U.S. Files Consent Decree for Permanent Injunction Against Pharmaceutical Ranbaxy Laboratories
The United States has filed a consent decree for permanent injunction against the generic drug manufacturer Ranbaxy Laboratories Ltd., an Indian corporation, in the U.S. District Court for the District of Mar yland, the Department of Justice announced today. The Justice Department filed the consent decree at the request of the Food and Drug Administration (FDA).
Through investigation by the department and the FDA, the government uncovered numerous problems with Ranbaxy's drug manufacturing and testing in India and at facilities owned by its U.S. subsidiary, Ranbaxy Inc. These problems include failure to keep written records showing that drugs had been manufactured properly; failure to investigate evidence indicating that drugs did not meet their specifications; failure to adequately separate the manufacture of penicillin drugs from non-penicillin drugs in order to prevent cross-contamination; failure to have adequate procedures to prevent contamination of sterile drugs; and inadequate testing of drugs to ensure that they kept their strength and effectiveness until their expiration date.

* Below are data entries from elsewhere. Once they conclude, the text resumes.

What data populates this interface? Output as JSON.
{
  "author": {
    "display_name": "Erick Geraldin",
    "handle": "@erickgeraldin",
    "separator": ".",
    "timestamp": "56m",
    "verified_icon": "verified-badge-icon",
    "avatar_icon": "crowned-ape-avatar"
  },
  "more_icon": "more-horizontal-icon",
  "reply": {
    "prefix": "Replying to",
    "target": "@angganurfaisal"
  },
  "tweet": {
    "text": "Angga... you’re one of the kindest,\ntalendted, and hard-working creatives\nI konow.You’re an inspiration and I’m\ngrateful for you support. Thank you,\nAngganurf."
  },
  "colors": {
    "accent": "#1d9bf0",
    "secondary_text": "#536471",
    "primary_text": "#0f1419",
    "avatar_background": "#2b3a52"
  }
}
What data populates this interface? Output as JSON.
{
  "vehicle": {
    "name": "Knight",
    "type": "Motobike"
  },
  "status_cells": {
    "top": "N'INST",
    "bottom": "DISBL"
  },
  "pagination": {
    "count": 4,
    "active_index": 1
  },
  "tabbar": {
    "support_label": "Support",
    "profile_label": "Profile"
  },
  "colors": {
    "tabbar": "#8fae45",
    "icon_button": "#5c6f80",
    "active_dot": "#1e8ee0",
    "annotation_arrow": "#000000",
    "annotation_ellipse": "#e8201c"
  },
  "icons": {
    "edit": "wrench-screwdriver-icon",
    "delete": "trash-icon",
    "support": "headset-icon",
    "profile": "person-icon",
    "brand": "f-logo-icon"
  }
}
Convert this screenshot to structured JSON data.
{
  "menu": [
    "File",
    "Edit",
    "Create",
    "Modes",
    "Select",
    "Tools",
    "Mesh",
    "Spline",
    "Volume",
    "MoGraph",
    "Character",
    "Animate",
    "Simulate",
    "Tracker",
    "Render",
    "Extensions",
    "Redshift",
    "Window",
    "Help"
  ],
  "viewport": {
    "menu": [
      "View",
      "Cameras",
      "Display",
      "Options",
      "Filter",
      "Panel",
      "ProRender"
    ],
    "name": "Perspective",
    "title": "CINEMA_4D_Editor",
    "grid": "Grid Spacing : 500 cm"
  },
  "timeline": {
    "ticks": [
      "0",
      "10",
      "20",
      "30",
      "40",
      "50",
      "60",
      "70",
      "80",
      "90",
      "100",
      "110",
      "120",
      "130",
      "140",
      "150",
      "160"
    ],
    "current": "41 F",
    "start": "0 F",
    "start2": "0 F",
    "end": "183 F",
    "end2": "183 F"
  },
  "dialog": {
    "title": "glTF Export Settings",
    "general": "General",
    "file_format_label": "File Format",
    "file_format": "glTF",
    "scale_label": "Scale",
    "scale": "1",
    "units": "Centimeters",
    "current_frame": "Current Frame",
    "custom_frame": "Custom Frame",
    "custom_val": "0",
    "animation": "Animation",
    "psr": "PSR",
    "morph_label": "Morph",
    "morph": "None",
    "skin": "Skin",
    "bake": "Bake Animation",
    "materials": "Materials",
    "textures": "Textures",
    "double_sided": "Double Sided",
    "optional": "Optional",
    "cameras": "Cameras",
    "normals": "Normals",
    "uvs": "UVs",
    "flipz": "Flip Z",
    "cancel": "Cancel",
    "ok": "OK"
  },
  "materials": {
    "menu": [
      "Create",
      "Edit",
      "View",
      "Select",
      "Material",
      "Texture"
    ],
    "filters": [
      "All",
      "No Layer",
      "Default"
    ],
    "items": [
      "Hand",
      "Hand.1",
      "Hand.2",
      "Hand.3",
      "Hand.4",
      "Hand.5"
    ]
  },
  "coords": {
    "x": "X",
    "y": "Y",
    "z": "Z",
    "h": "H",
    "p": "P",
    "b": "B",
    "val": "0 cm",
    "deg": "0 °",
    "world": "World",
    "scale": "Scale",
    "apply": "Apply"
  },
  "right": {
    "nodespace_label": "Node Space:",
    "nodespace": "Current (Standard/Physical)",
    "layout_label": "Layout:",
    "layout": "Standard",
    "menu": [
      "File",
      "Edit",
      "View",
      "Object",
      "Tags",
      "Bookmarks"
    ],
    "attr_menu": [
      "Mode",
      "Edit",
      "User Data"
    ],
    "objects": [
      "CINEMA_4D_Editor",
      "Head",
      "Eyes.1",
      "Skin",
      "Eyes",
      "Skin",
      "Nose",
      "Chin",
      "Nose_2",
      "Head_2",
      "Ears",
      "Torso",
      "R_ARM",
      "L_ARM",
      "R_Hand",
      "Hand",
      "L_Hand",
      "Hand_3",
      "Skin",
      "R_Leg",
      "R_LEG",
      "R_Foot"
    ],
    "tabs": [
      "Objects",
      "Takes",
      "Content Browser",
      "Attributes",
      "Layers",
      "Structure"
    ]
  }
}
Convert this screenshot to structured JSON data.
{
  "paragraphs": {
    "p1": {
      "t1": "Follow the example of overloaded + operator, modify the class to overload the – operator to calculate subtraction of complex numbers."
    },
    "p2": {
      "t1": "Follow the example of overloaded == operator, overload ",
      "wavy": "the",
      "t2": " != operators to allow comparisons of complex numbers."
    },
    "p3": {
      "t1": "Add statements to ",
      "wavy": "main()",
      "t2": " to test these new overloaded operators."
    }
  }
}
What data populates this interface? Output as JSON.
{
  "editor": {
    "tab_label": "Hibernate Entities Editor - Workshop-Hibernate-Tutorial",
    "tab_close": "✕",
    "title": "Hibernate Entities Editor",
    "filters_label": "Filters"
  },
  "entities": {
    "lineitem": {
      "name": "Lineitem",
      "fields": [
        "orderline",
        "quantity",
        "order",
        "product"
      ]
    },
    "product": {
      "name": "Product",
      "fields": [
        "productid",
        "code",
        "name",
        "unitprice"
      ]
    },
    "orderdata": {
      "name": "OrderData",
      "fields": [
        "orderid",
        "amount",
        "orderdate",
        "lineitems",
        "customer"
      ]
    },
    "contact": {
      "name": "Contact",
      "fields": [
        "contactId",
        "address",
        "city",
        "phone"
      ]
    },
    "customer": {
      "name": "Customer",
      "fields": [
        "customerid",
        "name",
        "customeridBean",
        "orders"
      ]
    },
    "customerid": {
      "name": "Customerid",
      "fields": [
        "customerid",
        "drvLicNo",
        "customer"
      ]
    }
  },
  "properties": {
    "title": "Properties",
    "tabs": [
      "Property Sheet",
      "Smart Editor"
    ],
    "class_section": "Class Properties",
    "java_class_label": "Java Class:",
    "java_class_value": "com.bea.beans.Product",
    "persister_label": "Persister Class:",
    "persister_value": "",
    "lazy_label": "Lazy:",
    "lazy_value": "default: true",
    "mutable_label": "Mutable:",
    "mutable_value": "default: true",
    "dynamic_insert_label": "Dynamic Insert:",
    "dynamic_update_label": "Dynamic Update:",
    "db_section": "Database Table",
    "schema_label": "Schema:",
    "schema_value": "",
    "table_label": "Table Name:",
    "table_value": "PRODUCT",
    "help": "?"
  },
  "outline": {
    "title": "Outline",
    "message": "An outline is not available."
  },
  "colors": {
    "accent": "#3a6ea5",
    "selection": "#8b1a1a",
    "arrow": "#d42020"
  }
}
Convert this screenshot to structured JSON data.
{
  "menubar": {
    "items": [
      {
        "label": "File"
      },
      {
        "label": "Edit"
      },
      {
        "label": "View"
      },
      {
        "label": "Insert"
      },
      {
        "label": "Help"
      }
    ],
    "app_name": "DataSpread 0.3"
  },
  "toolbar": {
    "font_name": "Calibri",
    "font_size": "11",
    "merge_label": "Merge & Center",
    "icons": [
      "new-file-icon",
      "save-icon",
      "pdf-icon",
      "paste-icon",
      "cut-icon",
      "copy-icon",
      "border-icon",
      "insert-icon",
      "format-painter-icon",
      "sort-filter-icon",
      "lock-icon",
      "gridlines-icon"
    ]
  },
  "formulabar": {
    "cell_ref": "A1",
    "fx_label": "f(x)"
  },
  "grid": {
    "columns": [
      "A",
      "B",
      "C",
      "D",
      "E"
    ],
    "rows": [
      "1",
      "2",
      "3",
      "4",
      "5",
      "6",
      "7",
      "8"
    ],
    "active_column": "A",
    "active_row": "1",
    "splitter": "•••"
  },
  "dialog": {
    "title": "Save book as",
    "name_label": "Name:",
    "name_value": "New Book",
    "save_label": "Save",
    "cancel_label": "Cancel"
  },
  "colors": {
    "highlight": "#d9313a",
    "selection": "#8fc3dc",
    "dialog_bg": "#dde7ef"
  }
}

The government also determined that Ranbaxy submitted false data in drug applications to the FDA, including the backdating of tests and the submitting of test data for which no test samples existed. All of these actions constituted violations of the federal Food, Drug and Cosmetic Act, making many of Ranbaxy's drugs adulterated, potentially unsafe and illegal to sell in the United States.
"This action against Ranbaxy is groundbreaking in its international reach - it requires the company to make fundamental changes to its plants in both the United States and India," said Tony West, Assistant Attorney General for the Justice Department's Civil Division. "Our commitment to ensuring that the drugs the American people rely on are safe, effective and manufactured according to the FDA's standards extends beyond our borders."
The consent decree filed today is unprecedented in its scope, and requires Ranbaxy to take a wide range of actions to correct its violations and ensure that they do not happen again. Among other things, the consent decree prevents Ranbaxy from manufacturing drugs for the U.S. market at certain of its facilities until those facilities can do so according to U.S. standards. To remove false data contained in Ranbaxy's past drug applications and to prevent Ranbaxy from submitting false data to FDA in the future, the consent decree requires Ranbaxy to take actions such as: hire an outside expert to conduct a thorough internal review at the affected facilities and to audit applications containing data from those facilities; withdraw any applications found to contain false data; set up a separate office of data reliability within Ranbaxy; and hire an outside auditor to audit the affected facilities in the future.
Once the consent decree is approved by the court, it becomes a court order with which Ranbaxy must comply or face contempt.
"Submitting false data to the FDA in drug applications will not be tolerated," said Mr. West. "The Department of Justice, in partnership with the FDA, will use all available tools, including civil injunction actions and consent decrees, to ensure the integrity of drug applications, and to ensure that all drugs sold in the U.S. meet U.S. standards."
"American consumers rely upon the FDA to regulate pharmaceutical drugs, and the FDA relies upon manufacturers to comply with federal standards and provide truthful information," said Rod J. Rosenstein, U.S. Attorney for the District of Maryland.
Assistant Attorney General West thanked the FDA for referring this matter to the Department of Justice. Allan Gordus, Trial Attorney, of the Consumer Protection Branch of the Justice Department, in conjunction with the U.S. Attorney's Office for the District of Maryland and Marci Norton, Senior Counsel at FDA's Office of the Chief Counsel, brought this case on behalf of the United States.